Properties of the electron-doped layered manganates La2-2xCa1+2xMn2O7 (0.6≤x≤1.0)

The La2-2xCa1+2xMn2O7 (0.6 less than or equal to x less than or equal to 1.0) series has been successfully synthesized using a citrate gel technique in order to study their structure and properties as a function of x in the Mn4+-rich region of the phase diagram. Rietveld refinement of powder x-ray diffraction data, combined with electron microscopy, shows that the phases are of high purity and adopt the n=2 Ruddlesden-Popper structure comprised of perovskite bilayers separated by rocksalt layers.
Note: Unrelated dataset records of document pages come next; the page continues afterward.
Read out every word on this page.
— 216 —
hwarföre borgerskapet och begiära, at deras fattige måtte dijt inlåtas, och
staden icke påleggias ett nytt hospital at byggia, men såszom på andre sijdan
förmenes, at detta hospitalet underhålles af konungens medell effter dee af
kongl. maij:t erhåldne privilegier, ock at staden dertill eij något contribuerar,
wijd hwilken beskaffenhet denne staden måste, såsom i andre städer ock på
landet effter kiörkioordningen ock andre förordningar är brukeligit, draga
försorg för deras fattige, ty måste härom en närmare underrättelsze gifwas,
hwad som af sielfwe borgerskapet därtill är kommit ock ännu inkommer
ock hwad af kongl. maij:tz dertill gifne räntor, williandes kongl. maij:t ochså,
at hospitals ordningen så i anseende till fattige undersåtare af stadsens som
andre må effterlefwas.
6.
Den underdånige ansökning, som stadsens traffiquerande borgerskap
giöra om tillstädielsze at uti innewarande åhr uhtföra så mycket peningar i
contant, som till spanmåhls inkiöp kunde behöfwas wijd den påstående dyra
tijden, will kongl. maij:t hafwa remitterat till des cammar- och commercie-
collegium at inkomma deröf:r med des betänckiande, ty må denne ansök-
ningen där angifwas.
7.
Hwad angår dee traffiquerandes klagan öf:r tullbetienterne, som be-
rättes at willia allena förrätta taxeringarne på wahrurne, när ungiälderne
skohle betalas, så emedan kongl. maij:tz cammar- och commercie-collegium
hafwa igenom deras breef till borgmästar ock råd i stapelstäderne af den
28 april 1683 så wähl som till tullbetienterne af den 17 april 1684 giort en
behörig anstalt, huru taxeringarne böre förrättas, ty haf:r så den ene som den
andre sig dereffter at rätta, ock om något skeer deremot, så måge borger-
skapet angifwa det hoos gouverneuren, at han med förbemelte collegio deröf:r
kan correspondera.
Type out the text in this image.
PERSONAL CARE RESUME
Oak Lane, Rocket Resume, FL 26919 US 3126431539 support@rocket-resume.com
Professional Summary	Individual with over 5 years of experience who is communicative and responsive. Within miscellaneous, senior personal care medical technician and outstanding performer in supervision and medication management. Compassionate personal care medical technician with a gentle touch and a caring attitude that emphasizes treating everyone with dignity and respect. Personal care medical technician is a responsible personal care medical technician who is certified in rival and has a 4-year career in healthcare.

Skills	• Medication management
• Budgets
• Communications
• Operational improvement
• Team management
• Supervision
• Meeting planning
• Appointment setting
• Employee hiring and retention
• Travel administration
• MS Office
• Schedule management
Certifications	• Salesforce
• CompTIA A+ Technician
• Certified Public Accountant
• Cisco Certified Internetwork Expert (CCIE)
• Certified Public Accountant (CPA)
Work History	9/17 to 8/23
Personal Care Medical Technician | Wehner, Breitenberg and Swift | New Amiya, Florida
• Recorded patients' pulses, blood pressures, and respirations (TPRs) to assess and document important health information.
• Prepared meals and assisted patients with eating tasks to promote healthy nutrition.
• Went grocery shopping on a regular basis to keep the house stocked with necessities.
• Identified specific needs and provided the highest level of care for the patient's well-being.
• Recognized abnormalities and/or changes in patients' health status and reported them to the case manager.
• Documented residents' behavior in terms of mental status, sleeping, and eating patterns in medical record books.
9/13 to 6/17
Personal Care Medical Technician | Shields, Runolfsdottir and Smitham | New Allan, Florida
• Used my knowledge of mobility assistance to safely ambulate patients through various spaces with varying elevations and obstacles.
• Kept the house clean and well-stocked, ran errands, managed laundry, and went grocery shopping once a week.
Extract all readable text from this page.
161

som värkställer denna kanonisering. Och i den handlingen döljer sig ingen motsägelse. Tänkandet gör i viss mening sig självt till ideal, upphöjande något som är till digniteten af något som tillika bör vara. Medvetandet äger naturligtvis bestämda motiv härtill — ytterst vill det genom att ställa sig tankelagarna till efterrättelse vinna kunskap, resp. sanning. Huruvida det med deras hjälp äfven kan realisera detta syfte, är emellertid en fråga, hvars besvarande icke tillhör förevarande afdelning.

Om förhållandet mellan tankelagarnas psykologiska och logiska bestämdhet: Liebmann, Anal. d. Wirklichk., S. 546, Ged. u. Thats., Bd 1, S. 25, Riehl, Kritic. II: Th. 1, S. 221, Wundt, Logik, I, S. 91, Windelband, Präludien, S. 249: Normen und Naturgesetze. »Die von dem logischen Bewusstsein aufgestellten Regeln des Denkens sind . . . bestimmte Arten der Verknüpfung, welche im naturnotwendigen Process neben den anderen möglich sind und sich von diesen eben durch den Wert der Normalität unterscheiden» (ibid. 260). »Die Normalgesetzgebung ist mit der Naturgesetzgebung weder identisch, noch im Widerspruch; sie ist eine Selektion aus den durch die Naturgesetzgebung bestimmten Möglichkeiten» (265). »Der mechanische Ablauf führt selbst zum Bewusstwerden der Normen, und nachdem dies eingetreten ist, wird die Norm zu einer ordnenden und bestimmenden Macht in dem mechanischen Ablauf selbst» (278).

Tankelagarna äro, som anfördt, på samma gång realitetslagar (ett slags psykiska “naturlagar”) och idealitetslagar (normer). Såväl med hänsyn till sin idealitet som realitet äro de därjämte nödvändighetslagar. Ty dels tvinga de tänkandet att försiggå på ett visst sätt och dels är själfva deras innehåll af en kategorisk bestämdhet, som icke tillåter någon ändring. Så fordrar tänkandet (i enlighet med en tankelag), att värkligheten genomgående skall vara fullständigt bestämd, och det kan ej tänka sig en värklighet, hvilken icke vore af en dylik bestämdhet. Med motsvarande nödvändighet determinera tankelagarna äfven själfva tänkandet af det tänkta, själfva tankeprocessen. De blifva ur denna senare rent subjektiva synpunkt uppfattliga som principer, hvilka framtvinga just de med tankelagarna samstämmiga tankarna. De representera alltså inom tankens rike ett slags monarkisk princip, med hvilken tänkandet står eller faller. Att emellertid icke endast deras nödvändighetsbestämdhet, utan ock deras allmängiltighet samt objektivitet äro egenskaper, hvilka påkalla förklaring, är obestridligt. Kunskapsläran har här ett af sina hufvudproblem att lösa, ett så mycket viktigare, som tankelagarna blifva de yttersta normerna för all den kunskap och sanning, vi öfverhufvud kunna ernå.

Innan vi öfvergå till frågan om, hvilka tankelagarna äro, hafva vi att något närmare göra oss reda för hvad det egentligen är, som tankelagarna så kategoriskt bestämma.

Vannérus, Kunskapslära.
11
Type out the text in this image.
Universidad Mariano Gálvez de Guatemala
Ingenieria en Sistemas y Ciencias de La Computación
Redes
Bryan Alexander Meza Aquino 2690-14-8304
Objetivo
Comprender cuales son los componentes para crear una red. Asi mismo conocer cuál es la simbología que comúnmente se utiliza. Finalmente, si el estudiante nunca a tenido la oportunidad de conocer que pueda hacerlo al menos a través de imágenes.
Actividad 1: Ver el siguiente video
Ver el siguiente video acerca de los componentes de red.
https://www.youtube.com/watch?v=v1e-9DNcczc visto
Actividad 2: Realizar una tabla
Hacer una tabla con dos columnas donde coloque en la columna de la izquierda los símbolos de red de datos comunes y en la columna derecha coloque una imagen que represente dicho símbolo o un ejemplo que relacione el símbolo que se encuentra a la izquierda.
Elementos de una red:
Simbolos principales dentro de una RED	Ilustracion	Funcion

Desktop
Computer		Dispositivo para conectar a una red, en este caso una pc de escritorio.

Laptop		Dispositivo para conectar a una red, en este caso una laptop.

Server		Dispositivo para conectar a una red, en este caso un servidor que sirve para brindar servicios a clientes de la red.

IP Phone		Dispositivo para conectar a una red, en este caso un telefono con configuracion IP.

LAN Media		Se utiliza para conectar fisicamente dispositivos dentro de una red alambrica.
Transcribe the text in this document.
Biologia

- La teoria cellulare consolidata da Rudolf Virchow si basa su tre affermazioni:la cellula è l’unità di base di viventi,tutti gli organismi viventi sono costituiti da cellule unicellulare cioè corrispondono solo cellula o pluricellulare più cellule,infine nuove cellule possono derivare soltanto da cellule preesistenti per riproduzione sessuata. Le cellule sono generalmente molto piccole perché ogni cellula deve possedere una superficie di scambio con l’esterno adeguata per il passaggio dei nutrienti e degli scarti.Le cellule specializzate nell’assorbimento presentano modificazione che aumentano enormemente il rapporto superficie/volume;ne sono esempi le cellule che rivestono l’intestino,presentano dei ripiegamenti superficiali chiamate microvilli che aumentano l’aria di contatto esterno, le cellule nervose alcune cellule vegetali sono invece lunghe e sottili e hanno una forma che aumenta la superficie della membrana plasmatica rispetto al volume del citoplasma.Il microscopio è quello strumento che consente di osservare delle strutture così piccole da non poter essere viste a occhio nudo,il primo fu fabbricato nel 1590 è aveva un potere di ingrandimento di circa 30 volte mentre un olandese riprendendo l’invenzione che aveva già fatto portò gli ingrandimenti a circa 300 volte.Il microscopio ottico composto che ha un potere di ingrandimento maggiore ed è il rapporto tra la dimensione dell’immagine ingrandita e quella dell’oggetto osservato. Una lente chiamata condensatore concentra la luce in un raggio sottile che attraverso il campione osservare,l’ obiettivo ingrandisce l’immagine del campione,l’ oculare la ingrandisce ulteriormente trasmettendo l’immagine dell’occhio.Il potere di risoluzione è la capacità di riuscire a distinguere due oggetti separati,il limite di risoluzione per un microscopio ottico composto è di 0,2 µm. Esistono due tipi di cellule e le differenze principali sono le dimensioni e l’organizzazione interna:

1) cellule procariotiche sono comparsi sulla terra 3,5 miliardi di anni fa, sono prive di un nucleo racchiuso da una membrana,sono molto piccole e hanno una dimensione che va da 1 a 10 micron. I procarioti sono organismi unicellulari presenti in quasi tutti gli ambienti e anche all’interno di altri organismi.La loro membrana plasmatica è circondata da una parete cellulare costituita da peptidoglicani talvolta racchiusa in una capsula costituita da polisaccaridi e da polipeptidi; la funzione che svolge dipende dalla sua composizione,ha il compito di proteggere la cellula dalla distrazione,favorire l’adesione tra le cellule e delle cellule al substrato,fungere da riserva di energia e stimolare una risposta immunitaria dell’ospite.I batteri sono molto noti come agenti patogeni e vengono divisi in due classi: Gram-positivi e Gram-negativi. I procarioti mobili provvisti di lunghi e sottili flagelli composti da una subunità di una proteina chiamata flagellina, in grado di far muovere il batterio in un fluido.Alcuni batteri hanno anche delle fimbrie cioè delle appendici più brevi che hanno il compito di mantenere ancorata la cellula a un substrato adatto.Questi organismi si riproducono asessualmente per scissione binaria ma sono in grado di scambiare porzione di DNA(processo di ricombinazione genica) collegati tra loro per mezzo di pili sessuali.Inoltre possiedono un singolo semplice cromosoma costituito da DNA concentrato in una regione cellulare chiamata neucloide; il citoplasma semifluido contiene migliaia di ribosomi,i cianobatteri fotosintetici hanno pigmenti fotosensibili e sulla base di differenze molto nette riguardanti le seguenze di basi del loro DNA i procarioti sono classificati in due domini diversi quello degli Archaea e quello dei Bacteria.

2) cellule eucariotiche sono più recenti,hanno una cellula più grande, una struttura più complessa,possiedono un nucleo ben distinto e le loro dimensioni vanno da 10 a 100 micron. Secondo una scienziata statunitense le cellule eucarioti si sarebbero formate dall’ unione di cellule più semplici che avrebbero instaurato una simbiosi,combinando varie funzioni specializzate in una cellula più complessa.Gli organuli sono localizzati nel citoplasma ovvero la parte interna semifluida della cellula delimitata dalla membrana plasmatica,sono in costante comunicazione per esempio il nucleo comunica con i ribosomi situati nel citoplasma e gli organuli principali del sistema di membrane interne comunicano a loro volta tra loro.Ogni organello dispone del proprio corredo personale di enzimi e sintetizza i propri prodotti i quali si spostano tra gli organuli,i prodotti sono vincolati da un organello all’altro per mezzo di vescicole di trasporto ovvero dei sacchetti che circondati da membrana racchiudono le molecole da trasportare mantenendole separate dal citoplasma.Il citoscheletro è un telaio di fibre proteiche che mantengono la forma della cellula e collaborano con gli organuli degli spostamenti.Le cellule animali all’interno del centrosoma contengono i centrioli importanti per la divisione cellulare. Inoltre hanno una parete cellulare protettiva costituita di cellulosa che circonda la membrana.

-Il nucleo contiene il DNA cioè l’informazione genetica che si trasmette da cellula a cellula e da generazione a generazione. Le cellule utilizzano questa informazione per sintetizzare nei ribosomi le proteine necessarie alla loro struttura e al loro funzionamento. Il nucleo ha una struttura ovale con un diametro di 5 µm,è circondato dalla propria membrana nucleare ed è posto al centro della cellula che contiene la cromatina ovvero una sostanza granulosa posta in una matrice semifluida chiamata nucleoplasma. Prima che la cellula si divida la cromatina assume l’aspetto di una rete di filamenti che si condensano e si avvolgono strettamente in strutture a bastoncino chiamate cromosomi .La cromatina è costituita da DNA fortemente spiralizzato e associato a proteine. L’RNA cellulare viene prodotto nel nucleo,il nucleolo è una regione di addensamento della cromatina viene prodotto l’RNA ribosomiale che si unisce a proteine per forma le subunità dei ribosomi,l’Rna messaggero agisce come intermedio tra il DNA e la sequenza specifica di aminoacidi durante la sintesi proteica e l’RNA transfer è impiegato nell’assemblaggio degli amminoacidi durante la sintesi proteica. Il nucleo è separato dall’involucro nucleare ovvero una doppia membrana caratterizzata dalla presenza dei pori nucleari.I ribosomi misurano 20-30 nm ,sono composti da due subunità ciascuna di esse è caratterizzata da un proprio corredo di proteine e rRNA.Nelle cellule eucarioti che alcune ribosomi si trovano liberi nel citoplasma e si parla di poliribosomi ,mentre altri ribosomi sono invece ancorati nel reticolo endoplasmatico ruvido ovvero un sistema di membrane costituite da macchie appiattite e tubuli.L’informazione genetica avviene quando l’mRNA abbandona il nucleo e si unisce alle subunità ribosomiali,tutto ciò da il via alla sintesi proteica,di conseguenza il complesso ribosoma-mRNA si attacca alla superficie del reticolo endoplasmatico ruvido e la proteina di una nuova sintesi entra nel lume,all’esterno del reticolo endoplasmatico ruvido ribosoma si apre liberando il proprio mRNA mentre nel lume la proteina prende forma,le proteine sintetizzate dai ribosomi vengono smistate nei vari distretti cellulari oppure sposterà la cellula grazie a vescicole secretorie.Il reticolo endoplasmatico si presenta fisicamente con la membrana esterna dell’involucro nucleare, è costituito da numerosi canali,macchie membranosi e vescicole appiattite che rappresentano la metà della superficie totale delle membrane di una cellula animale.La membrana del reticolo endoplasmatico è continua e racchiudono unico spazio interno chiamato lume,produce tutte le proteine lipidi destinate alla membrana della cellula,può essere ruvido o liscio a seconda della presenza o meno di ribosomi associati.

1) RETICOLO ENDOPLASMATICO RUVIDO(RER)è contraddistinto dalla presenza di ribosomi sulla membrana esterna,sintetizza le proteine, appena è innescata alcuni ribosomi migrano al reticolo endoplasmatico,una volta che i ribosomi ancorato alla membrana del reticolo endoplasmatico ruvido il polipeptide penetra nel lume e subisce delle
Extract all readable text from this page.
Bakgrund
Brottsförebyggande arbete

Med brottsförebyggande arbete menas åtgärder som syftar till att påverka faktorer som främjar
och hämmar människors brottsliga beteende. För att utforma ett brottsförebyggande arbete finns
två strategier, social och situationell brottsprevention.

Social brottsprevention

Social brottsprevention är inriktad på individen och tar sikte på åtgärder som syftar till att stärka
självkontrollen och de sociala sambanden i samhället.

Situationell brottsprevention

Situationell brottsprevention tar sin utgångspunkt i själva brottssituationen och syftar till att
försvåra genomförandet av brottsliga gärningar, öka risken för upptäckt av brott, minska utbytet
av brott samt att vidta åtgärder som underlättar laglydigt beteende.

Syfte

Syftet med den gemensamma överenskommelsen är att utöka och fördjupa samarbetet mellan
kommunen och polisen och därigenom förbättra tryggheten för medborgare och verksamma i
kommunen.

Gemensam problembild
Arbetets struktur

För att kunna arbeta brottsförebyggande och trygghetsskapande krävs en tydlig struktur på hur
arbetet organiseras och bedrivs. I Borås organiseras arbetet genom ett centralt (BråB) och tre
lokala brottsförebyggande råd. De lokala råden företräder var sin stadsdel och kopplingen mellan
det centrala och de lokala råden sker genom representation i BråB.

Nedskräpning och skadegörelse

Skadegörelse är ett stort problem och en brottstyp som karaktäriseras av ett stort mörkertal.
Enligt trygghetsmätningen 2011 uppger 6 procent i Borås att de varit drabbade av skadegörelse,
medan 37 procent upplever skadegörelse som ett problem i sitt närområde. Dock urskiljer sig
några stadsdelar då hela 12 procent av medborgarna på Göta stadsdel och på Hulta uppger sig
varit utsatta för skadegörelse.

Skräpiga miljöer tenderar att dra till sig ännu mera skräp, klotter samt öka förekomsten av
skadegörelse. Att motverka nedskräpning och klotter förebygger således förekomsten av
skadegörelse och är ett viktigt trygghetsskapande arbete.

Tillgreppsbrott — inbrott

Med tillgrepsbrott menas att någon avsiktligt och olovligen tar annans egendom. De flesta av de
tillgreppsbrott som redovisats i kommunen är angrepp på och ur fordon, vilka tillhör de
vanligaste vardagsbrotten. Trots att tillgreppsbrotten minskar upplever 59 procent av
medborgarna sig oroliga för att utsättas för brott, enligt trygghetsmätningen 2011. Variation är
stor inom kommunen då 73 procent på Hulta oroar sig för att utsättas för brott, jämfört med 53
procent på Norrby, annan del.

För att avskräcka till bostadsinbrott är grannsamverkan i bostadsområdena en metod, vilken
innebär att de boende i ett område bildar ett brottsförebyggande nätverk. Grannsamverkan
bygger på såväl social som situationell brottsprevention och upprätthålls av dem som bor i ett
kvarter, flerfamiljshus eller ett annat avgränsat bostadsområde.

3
The lattice parameter c reaches a minimum at x similar to 0.7 and the increase with x is attributed to elongation of the apical Mn-O bonds due to preferential A-site occupancy and/or splitting of the t(2g): levels of Mn4+. X-ray absorption spectroscopy measurements confirm that the Mn-valence variation in these series tracks formal valence expectations. In the region 0.6 less than or equal to x less than or equal to 0.8 the magnetic susceptibility manifests a peak or shoulder at similar to 280 K due to charge and orbital ordering, and antiferromagnetic order develops at lower temperatures (T(N)similar to 150-200 K) with quasi-two-dimensional antiferromagnetic fluctuation effects being evidenced above T-N. The magnetic properties change significantly at 0.825 less than or equal to x less than or equal to 1.0: at higher temperatures two-dimensional magnetic coupling is observed and at similar to 115 K the system spontaneously orders antiferromagnetically, but with a ferromagnetic moment. The transport results indicate insulating behavior at all compositions, but with an enhanced localization upon charge/orbital ordering in the x=0.7 material.